A (literal) bomb drop

As we've described at length, much of this season was about the crew attempting to get to the bottom of the whole Lullaby mess. Though they succeeded in figuring out what was going on, they weren't able to totally curb the catastrophic events that occurred once the general population had ingested a fair amount of the stuff. In the end, the best they've got is to get out of town and let the effects of Lullaby wear themselves out. However, by the end of the episode, we realize that even that dismal conclusion is a bit too far on the side of optimism.

With Alfred and Sandra excited to be wed, the double-decker bus pulls over on the side of the road. As they happily exchange vows, Sandra taking the time to be intentional and Alfie looking like he expects her to back out at any moment, she finally says those magical words, "I do." When Alfred is asked if he takes Sandra as his wife, he goes to speak, but the camera pans out, and we see an enormous mushroom cloud rise up over London. As everyone gazes on, struck with awe and horror, the credits roll without us ever knowing for sure if he said "I do" or not. What an ending!

From Pennyworth to Gotham

As noted, "Pennyworth" is generally considered a precursor to "Gotham," but by the end of the series, we've got way more questions than answers. The cliffhanger ending seems like a wild place to leave off, and the finale made very few (if any) attempts to join "Pennyworth" to the series it apparently spins off from. What happens to Sandra, and what happens after the bomb is dropped? All of this is going to have to be filed under the "rule of cool," where we just let go of every continuity error and question we have because, honestly, this series is awesome, and at a certain point the contradictions just don't matter anymore.

Though the continuity is truly all over the place, that shouldn't dissuade "Pennyworth" fans from seeking out "Gotham" and vice versa.
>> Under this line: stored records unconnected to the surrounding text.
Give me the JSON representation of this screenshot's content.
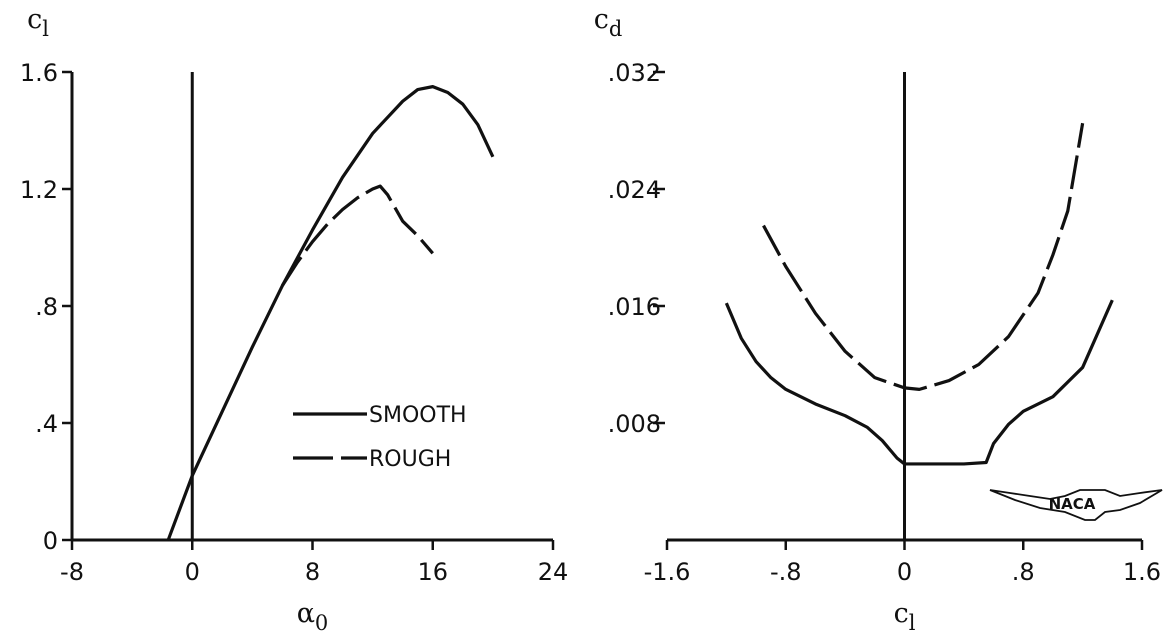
{
  "chart_data": [
    {
      "type": "line",
      "title": "",
      "xlabel": "α",
      "xlabel_sub": "0",
      "ylabel": "c",
      "ylabel_sub": "l",
      "xlim": [
        -8,
        24
      ],
      "ylim": [
        0,
        1.6
      ],
      "x_ticks": [
        -8,
        0,
        8,
        16,
        24
      ],
      "x_tick_labels": [
        "-8",
        "0",
        "8",
        "16",
        "24"
      ],
      "y_ticks": [
        0,
        0.4,
        0.8,
        1.2,
        1.6
      ],
      "y_tick_labels": [
        "0",
        ".4",
        ".8",
        "1.2",
        "1.6"
      ],
      "grid": false,
      "legend_position": "lower-right",
      "legend": [
        {
          "label": "SMOOTH",
          "style": "solid"
        },
        {
          "label": "ROUGH",
          "style": "dashed"
        }
      ],
      "series": [
        {
          "name": "SMOOTH",
          "style": "solid",
          "x": [
            -1.6,
            0,
            2,
            4,
            6,
            8,
            10,
            12,
            14,
            15,
            16,
            17,
            18,
            19,
            20
          ],
          "y": [
            0,
            0.22,
            0.44,
            0.66,
            0.87,
            1.06,
            1.24,
            1.39,
            1.5,
            1.54,
            1.55,
            1.53,
            1.49,
            1.42,
            1.31
          ]
        },
        {
          "name": "ROUGH",
          "style": "dashed",
          "x": [
            6,
            7,
            8,
            9,
            10,
            11,
            12,
            12.5,
            13,
            14,
            15,
            16
          ],
          "y": [
            0.87,
            0.95,
            1.02,
            1.08,
            1.13,
            1.17,
            1.2,
            1.21,
            1.18,
            1.09,
            1.04,
            0.98
          ]
        }
      ]
    },
    {
      "type": "line",
      "title": "",
      "xlabel": "c",
      "xlabel_sub": "l",
      "ylabel": "c",
      "ylabel_sub": "d",
      "xlim": [
        -1.6,
        1.6
      ],
      "ylim": [
        0,
        0.032
      ],
      "x_ticks": [
        -1.6,
        -0.8,
        0,
        0.8,
        1.6
      ],
      "x_tick_labels": [
        "-1.6",
        "-.8",
        "0",
        ".8",
        "1.6"
      ],
      "y_ticks": [
        0.008,
        0.016,
        0.024,
        0.032
      ],
      "y_tick_labels": [
        ".008",
        ".016",
        ".024",
        ".032"
      ],
      "grid": false,
      "series": [
        {
          "name": "SMOOTH",
          "style": "solid",
          "x": [
            -1.2,
            -1.1,
            -1.0,
            -0.9,
            -0.8,
            -0.6,
            -0.4,
            -0.25,
            -0.15,
            -0.05,
            0,
            0.2,
            0.4,
            0.55,
            0.6,
            0.7,
            0.8,
            1.0,
            1.2,
            1.4
          ],
          "y": [
            0.0162,
            0.0138,
            0.0122,
            0.0111,
            0.0103,
            0.0093,
            0.0085,
            0.0077,
            0.0068,
            0.0056,
            0.0052,
            0.0052,
            0.0052,
            0.0053,
            0.0066,
            0.0079,
            0.0088,
            0.0098,
            0.0118,
            0.0164
          ]
        },
        {
          "name": "ROUGH",
          "style": "dashed",
          "x": [
            -0.95,
            -0.8,
            -0.6,
            -0.4,
            -0.2,
            0,
            0.1,
            0.3,
            0.5,
            0.7,
            0.9,
            1.0,
            1.1,
            1.2
          ],
          "y": [
            0.0215,
            0.0187,
            0.0155,
            0.0129,
            0.0111,
            0.0104,
            0.0103,
            0.0109,
            0.012,
            0.0139,
            0.0169,
            0.0195,
            0.0225,
            0.0285
          ]
        }
      ]
    }
  ]
}
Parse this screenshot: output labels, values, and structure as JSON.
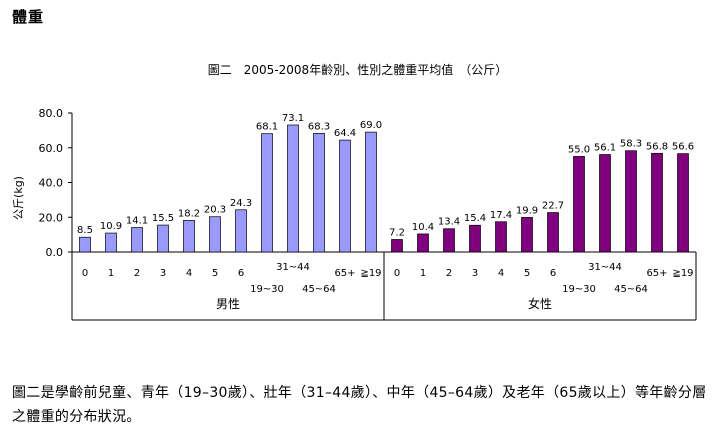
{
  "page": {
    "heading": "體重",
    "caption": "圖二是學齡前兒童、青年（19–30歲）、壯年（31–44歲）、中年（45–64歲）及老年（65歲以上）等年齡分層之體重的分布狀況。"
  },
  "chart_data": {
    "type": "bar",
    "title": "圖二　2005-2008年齡別、性別之體重平均值　（公斤）",
    "ylabel": "公斤(kg)",
    "ylim": [
      0,
      80
    ],
    "yticks": [
      "0.0",
      "20.0",
      "40.0",
      "60.0",
      "80.0"
    ],
    "grid": false,
    "categories": [
      "0",
      "1",
      "2",
      "3",
      "4",
      "5",
      "6",
      "19~30",
      "31~44",
      "45~64",
      "65+",
      "≧19"
    ],
    "groups": [
      {
        "name": "男性",
        "color": "#9999ff",
        "values": [
          8.5,
          10.9,
          14.1,
          15.5,
          18.2,
          20.3,
          24.3,
          68.1,
          73.1,
          68.3,
          64.4,
          69.0
        ]
      },
      {
        "name": "女性",
        "color": "#800080",
        "values": [
          7.2,
          10.4,
          13.4,
          15.4,
          17.4,
          19.9,
          22.7,
          55.0,
          56.1,
          58.3,
          56.8,
          56.6
        ]
      }
    ]
  }
}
The plotlines don't have to match up for these two to be incredibly fun alternate reality takes on the Batman mythos. The show nailed it where it counts, and that's the emotional thread between Jack Bannon's suave swagger and Sean Pertwee's uncertain but devoted butler, struggling to raise the son of his best friends and feeling like he's always letting them down. 

In the end, "Pennyworth" and "Gotham" have one major thing in common, and it's that we could have watched another 15 seasons of either without getting bored.